The only thing this leads to is that you'll have hundreds of vendored dependencies, with a combined size impossible to audit yourself.
But if you somehow do manage that, then you'll soon have hundreds of outdated vendored dependencies, full of unpatched security issues.
> full of unpatched security issues
If you host your own internal crates.io mirror, I see two ways to stay on top of security issues that have been fixed upstream. Both involving the use of
cargo audit
which uses the RustSec advisory DB https://rustsec.org/Alternative A) would be to redirect the DNS for crates.io in your company internal DNS server to point at your own mirror, and to have your company servers and laptops/workstations all use your company internal DNS server only. And have the servers and laptops/workstations trust a company controlled CA certificate that issues TLS certificates for “crates.io”. Then cargo and cargo audit would work transparently assuming they use the host CA trust store when validating the TLS certificates when they connect to crates.io. The RustSec DB you use directly from upstream, not even mirroring it and hosting an internal copy. Drawback is if you accidentally leave some servers or laptops/workstations using external DNS, and connections are made to the real crates.io instead. Because then developers end up pulling in versions of deps that have not been audited by the company itself and added to the internal mirror.
Alternative B) that I see is to set up the crates host to use a DNS name under your own control. E.g. crates dot your company internal network DNS name. And then set up cargo audit to use an internally hosted copy of the advisory DB that is always automatically kept up to date but has replaced the cargo registry they are referring to to be your own cargo crates mirror registry. I think that should work. It is already very easy to set up your own crates mirror registry, cargo has excellent support built right into it for using crates registries other than or in addition to crates.io. And then you have a company policy that crates.io is never to be used and you enforce it with automatic scanning of all company repos that checks that no entries in Cargo.toml and Cargo.lock files use crates.io.

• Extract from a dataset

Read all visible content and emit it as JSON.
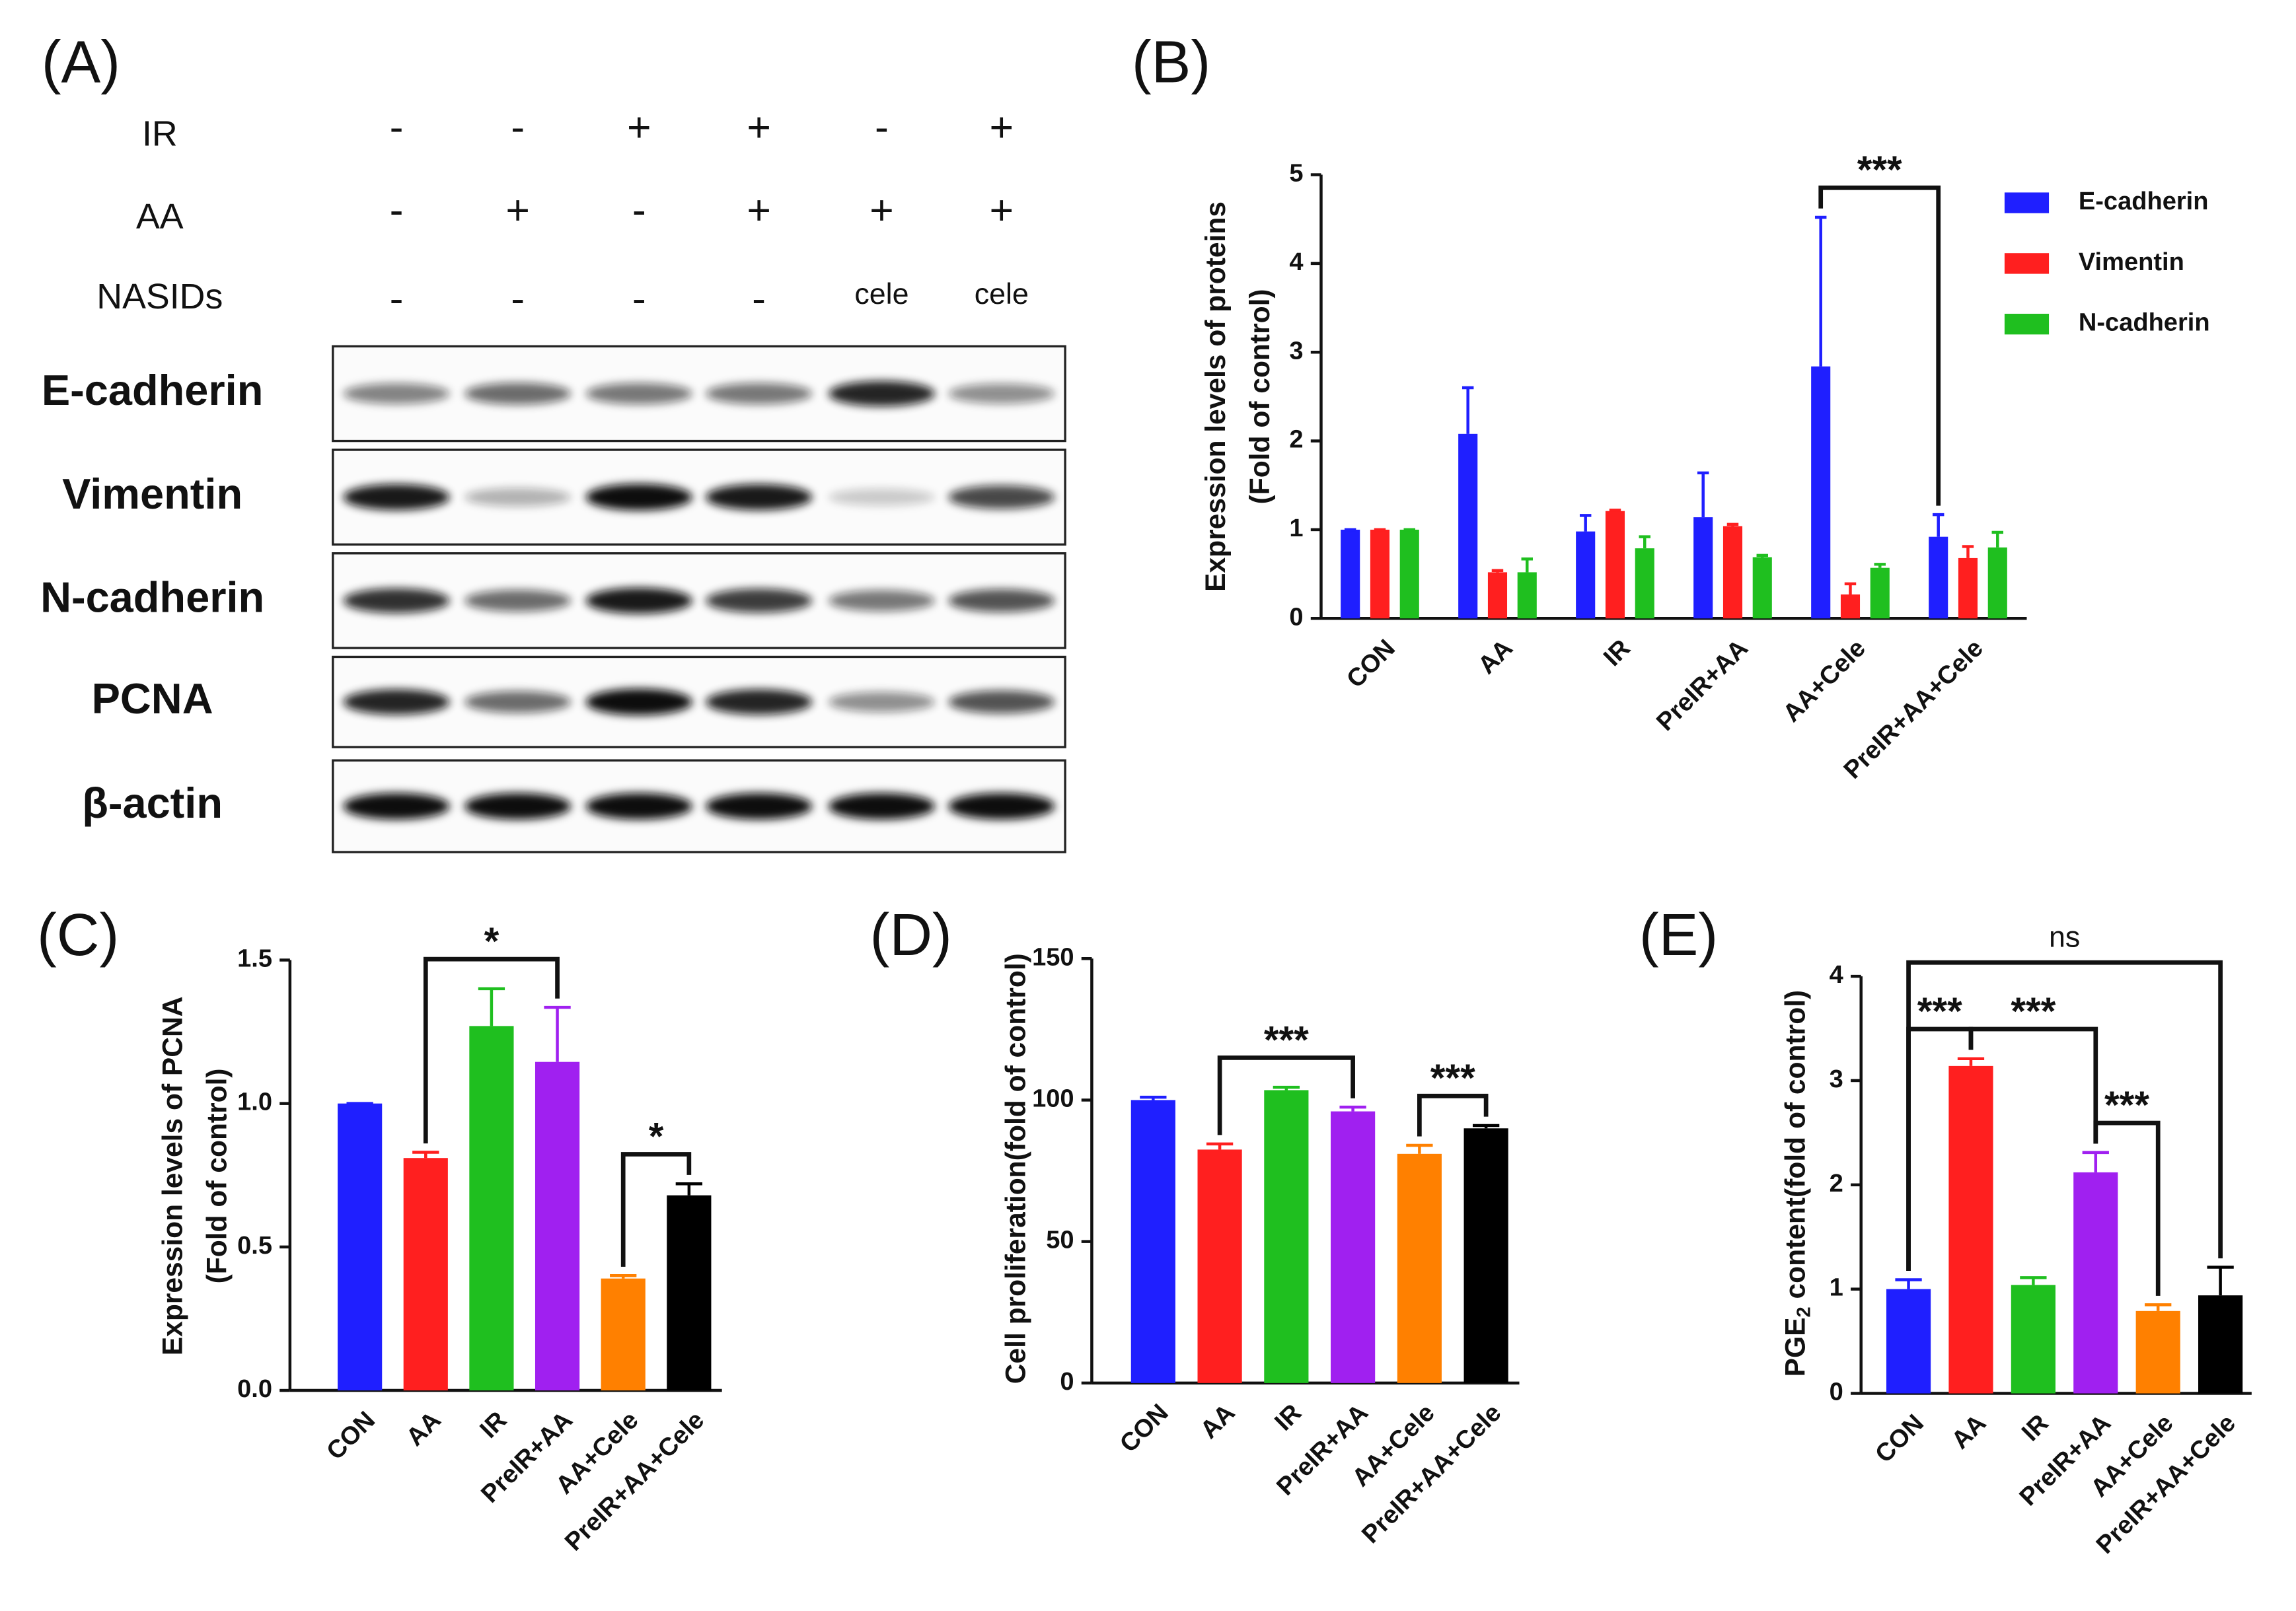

It would probably be a good idea even to have separate internal crate registries for crates that are from crates.io and crates that are internal to the company itself. To avoid any name collisions and the likes.
Regardless if going with A) or B), you’d then be able to run cargo audit and see security advisories for all your dependencies, while the dependencies themselves are downloaded from your internal mirror of crates.io crates, and where you audit every package source code before adding it in your internal mirror registry.
A large number of security issues in the supply chain are found in the weeks or months after library version bumps. Simply waiting six months to update dependency versions can skip these. It allows time to pass and for the dependency changes to receive more eyeballs.
Vendoring buys and additional layer of security.
When everyone has Claude Mythos, we can self-audit our supply chain in an automated fashion.
But it's impossible to have a buffet overflow in rust
> But it's impossible to have a buffet overflow in rust
I dunno, I can only listen to Margaritaville so many times in a row.
Coding agents should help us reduce dependencies overall. I agree Go is already best positioned as a language for this. Using random dependencies for some small feature seems archaic now.
Why not pin your packages? Andnwhy not have M of N auditors sign off on releases?